– Тебе нормально, что твой комфорт поддерживают такие, как я, за копейки выбиваясь из сил по четырнадцать часов в сутки! И знаешь, я бы смирилась, если бы ты была умна и талантлива, какая-нибудь особенная, чей вклад в общество такой значимый, что не надо бы тебе тратить время на всякую бытовую глупость. Но ты же пролежала на боку всю жизнь, пялясь в буквы – в чужие жизни, как другие с телефонами! Ты как я, просто тебе удача сверкнула, а мне нет. Если бы деньги платили за труд, знания и таланты, я бы поняла, приняла, но у нас ведь любое никто получало блага мира за просто так. Ты даже имени моего не знаешь, думаешь, я никто, а никто – это ты, книжница!
Эта пошла дальше, не попрощавшись, за ней шлейфом тянулась ядовитая ненависть. Наблюдатели втянулись в кровати. Снова загудело в тоннеле от их голосов.
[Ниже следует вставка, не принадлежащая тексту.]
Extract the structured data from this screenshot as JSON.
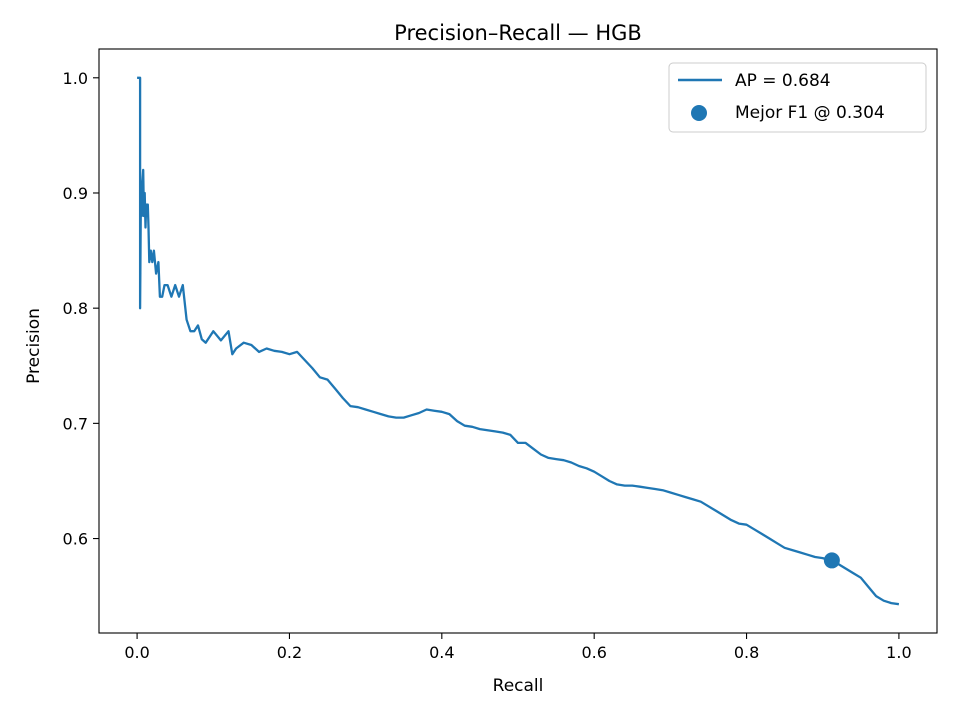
{
  "chart_data": {
    "type": "line",
    "title": "Precision–Recall — HGB",
    "xlabel": "Recall",
    "ylabel": "Precision",
    "xlim": [
      -0.05,
      1.05
    ],
    "ylim": [
      0.518,
      1.025
    ],
    "xticks": [
      0.0,
      0.2,
      0.4,
      0.6,
      0.8,
      1.0
    ],
    "xtick_labels": [
      "0.0",
      "0.2",
      "0.4",
      "0.6",
      "0.8",
      "1.0"
    ],
    "yticks": [
      0.6,
      0.7,
      0.8,
      0.9,
      1.0
    ],
    "ytick_labels": [
      "0.6",
      "0.7",
      "0.8",
      "0.9",
      "1.0"
    ],
    "grid": false,
    "legend_position": "top-right",
    "colors": {
      "series": "#1f77b4",
      "axes": "#000000",
      "background": "#ffffff"
    },
    "series": [
      {
        "name": "AP = 0.684",
        "type": "line",
        "x": [
          0.0,
          0.004,
          0.004,
          0.005,
          0.006,
          0.007,
          0.008,
          0.009,
          0.01,
          0.011,
          0.012,
          0.013,
          0.014,
          0.015,
          0.016,
          0.018,
          0.02,
          0.022,
          0.025,
          0.028,
          0.03,
          0.033,
          0.036,
          0.04,
          0.045,
          0.05,
          0.055,
          0.06,
          0.065,
          0.07,
          0.075,
          0.08,
          0.085,
          0.09,
          0.095,
          0.1,
          0.11,
          0.12,
          0.125,
          0.13,
          0.14,
          0.15,
          0.16,
          0.17,
          0.18,
          0.19,
          0.2,
          0.21,
          0.22,
          0.23,
          0.24,
          0.25,
          0.26,
          0.27,
          0.28,
          0.29,
          0.3,
          0.31,
          0.32,
          0.33,
          0.34,
          0.35,
          0.36,
          0.37,
          0.38,
          0.39,
          0.4,
          0.41,
          0.42,
          0.43,
          0.44,
          0.45,
          0.46,
          0.47,
          0.48,
          0.49,
          0.5,
          0.51,
          0.52,
          0.53,
          0.54,
          0.55,
          0.56,
          0.57,
          0.58,
          0.59,
          0.6,
          0.61,
          0.62,
          0.63,
          0.64,
          0.65,
          0.66,
          0.67,
          0.68,
          0.69,
          0.7,
          0.71,
          0.72,
          0.73,
          0.74,
          0.75,
          0.76,
          0.77,
          0.78,
          0.79,
          0.8,
          0.81,
          0.82,
          0.83,
          0.84,
          0.85,
          0.86,
          0.87,
          0.88,
          0.89,
          0.9,
          0.91,
          0.92,
          0.93,
          0.94,
          0.95,
          0.96,
          0.97,
          0.98,
          0.99,
          1.0
        ],
        "y": [
          1.0,
          1.0,
          0.8,
          0.9,
          0.88,
          0.91,
          0.92,
          0.88,
          0.9,
          0.87,
          0.89,
          0.88,
          0.89,
          0.87,
          0.84,
          0.85,
          0.84,
          0.85,
          0.83,
          0.84,
          0.81,
          0.81,
          0.82,
          0.82,
          0.81,
          0.82,
          0.81,
          0.82,
          0.79,
          0.78,
          0.78,
          0.785,
          0.773,
          0.77,
          0.775,
          0.78,
          0.772,
          0.78,
          0.76,
          0.765,
          0.77,
          0.768,
          0.762,
          0.765,
          0.763,
          0.762,
          0.76,
          0.762,
          0.755,
          0.748,
          0.74,
          0.738,
          0.73,
          0.722,
          0.715,
          0.714,
          0.712,
          0.71,
          0.708,
          0.706,
          0.705,
          0.705,
          0.707,
          0.709,
          0.712,
          0.711,
          0.71,
          0.708,
          0.702,
          0.698,
          0.697,
          0.695,
          0.694,
          0.693,
          0.692,
          0.69,
          0.683,
          0.683,
          0.678,
          0.673,
          0.67,
          0.669,
          0.668,
          0.666,
          0.663,
          0.661,
          0.658,
          0.654,
          0.65,
          0.647,
          0.646,
          0.646,
          0.645,
          0.644,
          0.643,
          0.642,
          0.64,
          0.638,
          0.636,
          0.634,
          0.632,
          0.628,
          0.624,
          0.62,
          0.616,
          0.613,
          0.612,
          0.608,
          0.604,
          0.6,
          0.596,
          0.592,
          0.59,
          0.588,
          0.586,
          0.584,
          0.583,
          0.581,
          0.578,
          0.574,
          0.57,
          0.566,
          0.558,
          0.55,
          0.546,
          0.544,
          0.543
        ]
      },
      {
        "name": "Mejor F1 @ 0.304",
        "type": "scatter",
        "x": [
          0.912
        ],
        "y": [
          0.581
        ]
      }
    ]
  }
}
«Рыбьи глаза», – вот что меня подкосило, словно я – картонная реклама себя, как были рекламой мои родители. Я добралась до своей кровати, неаккуратно завесила ее простыней, простынь падала, я снова подтыкала ее за край верхней кровати, ткань падала с другой стороны. «Плевать, плевать», – шептала я себе, заворачиваясь в одеяло с головой. На кровать кто-то сел. Птиц.
– Привет. Слышал, ты прочла много книг.
Я вынырнула из-под одеяла, кивнула, стараясь не смотреть на него, и чуть отодвинулась. Контраст между нами был мучителен, особенно после слов Этой.
– Значит, ты знаешь истории про то, как люди меняют свою жизнь. Ты могла бы их рассказать другим? Собрались бы вечером, ты бы рассказывала, они бы слушали…
– Я… я не могу, – выдавила я из себя и взглянула на Птица. Взгляд был проникающим, будто Птиц мог видеть, что я прячу на изнанке себя. И все же в его глазах не было угрозы, а только сопереживание тому, что он увидел, и, видимо, оттого много грусти. Не стоило объяснять, что я не такая, как он, что я не хочу…
– А чего ты хочешь?
«Вернуть свою жизнь», – вот что я не сказала, потому что не было никакой жизни. Чего же я хочу?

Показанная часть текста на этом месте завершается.